By Patricia Alex, staff writer, The Record

TRENTON — State officials long insisted that the cost of the huge Rutgers medical school merger would not be borne by students, but the university president conceded on Wednesday that those expenses made it difficult to avoid tuition increases.

“Fifty million dollars would go a long way in keeping the cost of tuition down,” said President Robert Barchi, referring to the total that has been spent to date on the reorganization.

Barchi spoke at an Assembly budget hearing in Trenton, where school leaders grappled with declining state support that has contributed to making New Jersey’s public colleges and universities among the most expensive in the nation.

Rutgers absorbed the bulk of the debt-laden University of Medicine and Dentistry of New Jersey in 2013 in one of the largest academic mergers ever. The move — pushed by Governor Christie and approved by the Legislature — increased the size, scope and prestige of the state university. But it came with costs — mostly for such professional services as legal work and bond refinancing.

Barchi said it would be a couple of years before Rutgers was clear of those expenses, with an estimated $17 million to $25 million more to be spent on the move.

Barchi called the costs an “unfunded mandate” and, in response to a question about what efforts were made to prevent tuition increases, told legislators that he might have been able to keep tuition flat without the merger expenses.

In the run-up to the merger, Rutgers insisted — and Christie assured the public — that the move wouldn’t affect tuition and that other budget adjustments would be made to accommodate the costs.

“The commitment that President Barchi made to me and made to the Legislature was that those costs would be paid for |out of savings at the university and not out of higher tuition or more money from the state,” the governor said on a call-in radio show in 2013. “The fact is that |if you’re a manager who will |now be running a $4 billion company and you can’t find $70 million in savings somewhere, then you’re not very much of a manager, and he is a very good manager.”

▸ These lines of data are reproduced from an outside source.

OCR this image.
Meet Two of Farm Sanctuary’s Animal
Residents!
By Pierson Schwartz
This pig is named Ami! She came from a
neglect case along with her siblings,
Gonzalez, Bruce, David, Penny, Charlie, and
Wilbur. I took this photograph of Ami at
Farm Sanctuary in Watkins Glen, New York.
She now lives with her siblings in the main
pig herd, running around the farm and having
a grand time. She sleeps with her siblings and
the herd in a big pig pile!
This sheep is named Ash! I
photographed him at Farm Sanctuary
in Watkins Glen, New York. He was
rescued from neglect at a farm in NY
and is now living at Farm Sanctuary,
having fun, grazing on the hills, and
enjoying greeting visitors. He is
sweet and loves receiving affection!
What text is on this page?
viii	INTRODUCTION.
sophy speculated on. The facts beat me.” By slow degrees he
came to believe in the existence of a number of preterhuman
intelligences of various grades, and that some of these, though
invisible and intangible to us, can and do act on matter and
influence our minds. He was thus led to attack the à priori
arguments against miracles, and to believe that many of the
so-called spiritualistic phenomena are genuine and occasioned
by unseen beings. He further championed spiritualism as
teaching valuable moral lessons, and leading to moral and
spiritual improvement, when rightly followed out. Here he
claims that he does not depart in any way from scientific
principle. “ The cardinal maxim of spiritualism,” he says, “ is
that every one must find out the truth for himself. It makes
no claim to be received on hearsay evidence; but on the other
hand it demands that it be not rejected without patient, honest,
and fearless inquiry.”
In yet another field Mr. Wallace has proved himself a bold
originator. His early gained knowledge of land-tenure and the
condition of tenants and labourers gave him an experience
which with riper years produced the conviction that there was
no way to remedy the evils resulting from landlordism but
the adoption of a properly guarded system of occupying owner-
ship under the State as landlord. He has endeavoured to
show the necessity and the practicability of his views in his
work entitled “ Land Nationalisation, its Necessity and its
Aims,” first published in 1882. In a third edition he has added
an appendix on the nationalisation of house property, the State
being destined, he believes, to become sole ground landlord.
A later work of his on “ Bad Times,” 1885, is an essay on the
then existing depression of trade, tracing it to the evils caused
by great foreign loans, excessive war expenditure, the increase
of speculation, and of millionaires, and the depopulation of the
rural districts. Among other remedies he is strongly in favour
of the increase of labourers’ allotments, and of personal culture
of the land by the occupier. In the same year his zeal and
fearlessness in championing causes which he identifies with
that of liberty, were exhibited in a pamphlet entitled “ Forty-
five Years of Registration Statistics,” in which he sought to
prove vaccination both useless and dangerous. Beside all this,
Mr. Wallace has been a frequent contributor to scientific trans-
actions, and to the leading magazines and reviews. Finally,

But after the hearing on Wednesday, Barchi said that “everything we’ve done to reduce costs is eaten up by the $50 million” and said that money could have helped keep tuition down.

However, when reminded about the pre-merger promises, he insisted that the $50 million cost had not been passed on to students. And he noted that Rutgers tuition increases had been in the 2 percent range for the past few years, a rate he said is low.

Rutgers students have complained for years about the cumulative effects of increases that have pushed tuition and fees over $13,000 at the flagship campus.

“Every semester that I’ve been at New Brunswick, my tuition has seen an increase,” said Jennifer Rodriguez, a senior from Newark. “I’m not sure if it’s attributable to the merger or what.”

The squeeze is not expected to improve under the Christie administration’s proposed $1.5 billion higher education budget for the fiscal year beginning in July. The total is an overall decrease of about 1.2 percent, according to the state’s Office of Legislative Services.